Sadly, no one questioned whether the report was original work. I attended an educational conference organized by the Center for Homeland Defense and Security (CHDS) at the Naval Postgraduate School (NPS) hosted by George Washington University’s Homeland Security Policy Institute in March 2009 during which Dr. Dave Brannan used almost identical language to describe the threat posed by rising right-wing militancy. He spoke plainly and passionately about signs he was witnessing that suggested the country’s deteriorating economy, the election of the nation’s first African-American president, the increasing disillusionment of the evangelical right, and the difficulties faced by veterans seeking to reintegrate following their return from wars in Iraq and Afghanistan created a perfect storm for ideologically motivated violence.
Today’s arrest of nine suspects in Indiana, Michigan, and Ohio on charges of seditious conspiracy is only the most recent evidence that some of our fellow citizens may be moved to violence. Whether they are linked to or took comfort from the overheated rhetoric surrounding the Tea Party Movement and mainstream opposition to the Obama Administration’s health insurance reform bill remains unclear, but it probably did not discourage them.
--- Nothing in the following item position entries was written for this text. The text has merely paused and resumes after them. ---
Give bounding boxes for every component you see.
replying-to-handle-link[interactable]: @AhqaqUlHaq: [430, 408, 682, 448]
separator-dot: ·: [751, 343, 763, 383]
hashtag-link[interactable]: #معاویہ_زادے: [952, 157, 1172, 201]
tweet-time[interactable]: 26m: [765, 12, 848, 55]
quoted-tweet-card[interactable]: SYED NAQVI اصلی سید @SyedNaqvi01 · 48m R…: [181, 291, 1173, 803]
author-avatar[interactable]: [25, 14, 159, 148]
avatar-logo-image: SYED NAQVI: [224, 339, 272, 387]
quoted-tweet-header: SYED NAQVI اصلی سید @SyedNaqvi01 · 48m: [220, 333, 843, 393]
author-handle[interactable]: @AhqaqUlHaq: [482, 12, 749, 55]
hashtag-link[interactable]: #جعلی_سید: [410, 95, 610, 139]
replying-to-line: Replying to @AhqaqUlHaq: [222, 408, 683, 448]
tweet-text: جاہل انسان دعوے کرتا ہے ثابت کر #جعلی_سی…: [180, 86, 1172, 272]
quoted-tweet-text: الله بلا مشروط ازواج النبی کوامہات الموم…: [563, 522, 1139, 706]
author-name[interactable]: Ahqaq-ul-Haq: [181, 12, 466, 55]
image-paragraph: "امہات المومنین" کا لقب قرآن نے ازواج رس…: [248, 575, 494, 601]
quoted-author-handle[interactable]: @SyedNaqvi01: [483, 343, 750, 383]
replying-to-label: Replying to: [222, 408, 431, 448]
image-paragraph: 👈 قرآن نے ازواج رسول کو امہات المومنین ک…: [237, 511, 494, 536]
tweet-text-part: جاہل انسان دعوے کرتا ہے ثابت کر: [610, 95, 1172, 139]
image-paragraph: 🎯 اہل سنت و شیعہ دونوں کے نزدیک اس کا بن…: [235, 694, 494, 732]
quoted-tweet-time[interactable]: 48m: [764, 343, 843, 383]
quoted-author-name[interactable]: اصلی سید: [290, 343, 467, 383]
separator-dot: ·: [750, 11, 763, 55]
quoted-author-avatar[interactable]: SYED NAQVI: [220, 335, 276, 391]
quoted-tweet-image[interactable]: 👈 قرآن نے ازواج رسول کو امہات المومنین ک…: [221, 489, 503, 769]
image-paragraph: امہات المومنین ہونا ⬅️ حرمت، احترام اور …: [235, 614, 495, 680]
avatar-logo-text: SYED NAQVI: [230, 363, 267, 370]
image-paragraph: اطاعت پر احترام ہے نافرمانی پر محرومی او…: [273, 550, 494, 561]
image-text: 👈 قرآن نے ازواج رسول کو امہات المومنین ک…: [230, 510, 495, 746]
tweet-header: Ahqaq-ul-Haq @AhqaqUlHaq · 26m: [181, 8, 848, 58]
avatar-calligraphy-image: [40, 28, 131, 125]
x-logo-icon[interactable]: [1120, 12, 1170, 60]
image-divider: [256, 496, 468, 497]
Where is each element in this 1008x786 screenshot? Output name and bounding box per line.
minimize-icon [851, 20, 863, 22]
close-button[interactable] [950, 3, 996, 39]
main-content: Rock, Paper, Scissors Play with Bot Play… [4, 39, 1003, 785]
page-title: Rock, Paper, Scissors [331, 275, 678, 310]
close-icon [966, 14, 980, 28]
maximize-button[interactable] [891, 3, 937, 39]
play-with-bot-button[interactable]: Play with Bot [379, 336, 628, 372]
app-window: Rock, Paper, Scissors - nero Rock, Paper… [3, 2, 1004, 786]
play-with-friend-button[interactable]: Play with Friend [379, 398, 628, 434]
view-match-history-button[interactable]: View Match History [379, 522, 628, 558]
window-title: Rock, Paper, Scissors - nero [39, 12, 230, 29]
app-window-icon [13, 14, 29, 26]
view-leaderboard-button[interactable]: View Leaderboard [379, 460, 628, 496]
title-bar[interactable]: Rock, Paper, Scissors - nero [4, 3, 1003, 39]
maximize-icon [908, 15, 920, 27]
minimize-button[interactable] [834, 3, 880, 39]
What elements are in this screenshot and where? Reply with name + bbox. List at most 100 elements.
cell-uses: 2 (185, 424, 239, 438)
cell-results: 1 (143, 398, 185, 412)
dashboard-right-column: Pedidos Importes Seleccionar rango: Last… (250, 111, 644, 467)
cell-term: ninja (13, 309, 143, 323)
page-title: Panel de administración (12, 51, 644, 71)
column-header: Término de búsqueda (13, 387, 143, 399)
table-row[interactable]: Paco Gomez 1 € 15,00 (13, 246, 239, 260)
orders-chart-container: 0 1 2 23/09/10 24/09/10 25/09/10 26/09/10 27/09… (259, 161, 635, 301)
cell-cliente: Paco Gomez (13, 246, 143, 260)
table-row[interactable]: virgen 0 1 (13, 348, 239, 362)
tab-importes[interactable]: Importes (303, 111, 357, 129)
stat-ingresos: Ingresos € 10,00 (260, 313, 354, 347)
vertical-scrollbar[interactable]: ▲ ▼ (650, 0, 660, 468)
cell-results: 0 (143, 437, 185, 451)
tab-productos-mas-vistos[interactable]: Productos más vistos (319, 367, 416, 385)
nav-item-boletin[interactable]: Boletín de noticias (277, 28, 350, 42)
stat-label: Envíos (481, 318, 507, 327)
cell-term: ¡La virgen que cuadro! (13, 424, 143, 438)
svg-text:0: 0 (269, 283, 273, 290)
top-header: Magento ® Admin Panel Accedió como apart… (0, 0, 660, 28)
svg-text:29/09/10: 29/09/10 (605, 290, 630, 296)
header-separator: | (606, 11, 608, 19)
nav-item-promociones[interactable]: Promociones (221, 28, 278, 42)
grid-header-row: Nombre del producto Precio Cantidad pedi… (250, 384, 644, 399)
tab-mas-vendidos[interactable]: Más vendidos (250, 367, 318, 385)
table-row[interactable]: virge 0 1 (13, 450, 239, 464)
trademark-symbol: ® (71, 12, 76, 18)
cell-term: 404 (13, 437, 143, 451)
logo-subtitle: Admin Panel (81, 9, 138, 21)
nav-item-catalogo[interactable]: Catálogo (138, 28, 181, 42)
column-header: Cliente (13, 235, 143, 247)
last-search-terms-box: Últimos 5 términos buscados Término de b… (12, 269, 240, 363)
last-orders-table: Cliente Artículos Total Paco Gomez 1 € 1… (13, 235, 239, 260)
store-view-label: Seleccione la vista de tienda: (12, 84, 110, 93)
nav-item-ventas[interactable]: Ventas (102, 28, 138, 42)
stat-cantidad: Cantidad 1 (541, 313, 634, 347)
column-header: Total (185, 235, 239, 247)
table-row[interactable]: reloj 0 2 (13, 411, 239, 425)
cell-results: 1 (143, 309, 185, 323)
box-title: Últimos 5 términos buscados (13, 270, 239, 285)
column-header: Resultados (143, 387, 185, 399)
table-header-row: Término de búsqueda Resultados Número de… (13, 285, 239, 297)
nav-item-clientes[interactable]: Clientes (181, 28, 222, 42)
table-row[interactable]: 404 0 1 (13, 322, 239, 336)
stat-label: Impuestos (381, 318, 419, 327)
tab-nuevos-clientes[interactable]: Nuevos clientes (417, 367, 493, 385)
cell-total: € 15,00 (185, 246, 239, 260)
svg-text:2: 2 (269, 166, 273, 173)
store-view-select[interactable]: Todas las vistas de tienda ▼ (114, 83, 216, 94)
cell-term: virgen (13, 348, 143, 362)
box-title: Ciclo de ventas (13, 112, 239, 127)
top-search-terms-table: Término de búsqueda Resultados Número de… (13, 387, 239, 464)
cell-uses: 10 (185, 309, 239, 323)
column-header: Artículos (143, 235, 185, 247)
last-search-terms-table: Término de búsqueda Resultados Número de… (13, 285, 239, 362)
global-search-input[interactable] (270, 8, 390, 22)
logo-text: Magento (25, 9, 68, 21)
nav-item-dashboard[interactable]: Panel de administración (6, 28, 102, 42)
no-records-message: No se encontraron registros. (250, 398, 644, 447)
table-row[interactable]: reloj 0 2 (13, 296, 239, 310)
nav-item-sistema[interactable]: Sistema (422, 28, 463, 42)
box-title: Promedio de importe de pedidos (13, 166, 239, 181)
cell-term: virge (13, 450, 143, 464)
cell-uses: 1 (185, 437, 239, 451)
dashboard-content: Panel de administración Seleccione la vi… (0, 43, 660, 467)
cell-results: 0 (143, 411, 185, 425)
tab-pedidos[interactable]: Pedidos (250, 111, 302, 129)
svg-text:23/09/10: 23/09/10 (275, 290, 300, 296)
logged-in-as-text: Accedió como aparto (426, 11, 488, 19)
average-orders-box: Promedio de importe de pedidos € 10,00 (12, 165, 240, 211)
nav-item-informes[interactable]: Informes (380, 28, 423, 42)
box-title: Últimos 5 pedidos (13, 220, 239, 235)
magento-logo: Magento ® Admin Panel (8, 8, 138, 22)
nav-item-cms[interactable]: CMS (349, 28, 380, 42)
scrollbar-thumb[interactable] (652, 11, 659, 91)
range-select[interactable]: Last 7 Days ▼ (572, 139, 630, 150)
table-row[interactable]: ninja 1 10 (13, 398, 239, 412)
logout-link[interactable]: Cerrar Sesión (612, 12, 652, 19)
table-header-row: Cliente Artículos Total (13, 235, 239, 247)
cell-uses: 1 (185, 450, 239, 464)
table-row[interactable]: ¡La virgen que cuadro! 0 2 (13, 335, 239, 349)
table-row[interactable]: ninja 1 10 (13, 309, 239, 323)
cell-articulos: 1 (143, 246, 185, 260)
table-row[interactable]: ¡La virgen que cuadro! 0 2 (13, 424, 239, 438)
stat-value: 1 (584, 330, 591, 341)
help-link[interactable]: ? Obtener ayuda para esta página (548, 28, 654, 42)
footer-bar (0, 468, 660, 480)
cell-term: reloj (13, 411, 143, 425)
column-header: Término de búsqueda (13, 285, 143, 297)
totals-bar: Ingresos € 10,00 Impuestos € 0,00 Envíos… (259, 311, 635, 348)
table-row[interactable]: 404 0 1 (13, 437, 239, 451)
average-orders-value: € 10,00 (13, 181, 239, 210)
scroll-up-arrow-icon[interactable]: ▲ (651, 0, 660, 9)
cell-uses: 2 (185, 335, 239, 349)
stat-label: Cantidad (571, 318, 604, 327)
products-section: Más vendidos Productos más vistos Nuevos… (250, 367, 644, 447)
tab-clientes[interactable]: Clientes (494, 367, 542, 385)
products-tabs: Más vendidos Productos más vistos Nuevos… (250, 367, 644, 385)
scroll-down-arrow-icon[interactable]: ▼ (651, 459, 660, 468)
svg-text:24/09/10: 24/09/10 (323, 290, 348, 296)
Other media outlets have questioned whether the steeped rhetoric of the right has become too astringent. At a minimum, some mainstream commentators have suggested, the right’s conspiracy of silence when it comes to disavowing extreme views, including those espousing violence, may all too easily be taken for silent assent.
What should we make of all the chest-beating and gnashing of teeth about the decision to withdraw the DHS report? Well, we are all familiar with 20/20 hindsight. Rather than questioning whether DHS was influenced to withdraw the report by political criticism or was motivated to issue it as a way of currying political favor with the new administration, we should question why its sources and methods could not withstand the scrutiny to which this work was subjected when it came to light.
We desperately need honest assessments of this sort and open sharing of information with state and local officials to detect and interdict genuine threats. But no one will condone the efforts required to produce such intelligence unless we can have confidence in the competence and independence of those those responsible for collecting the information and conducting the analysis.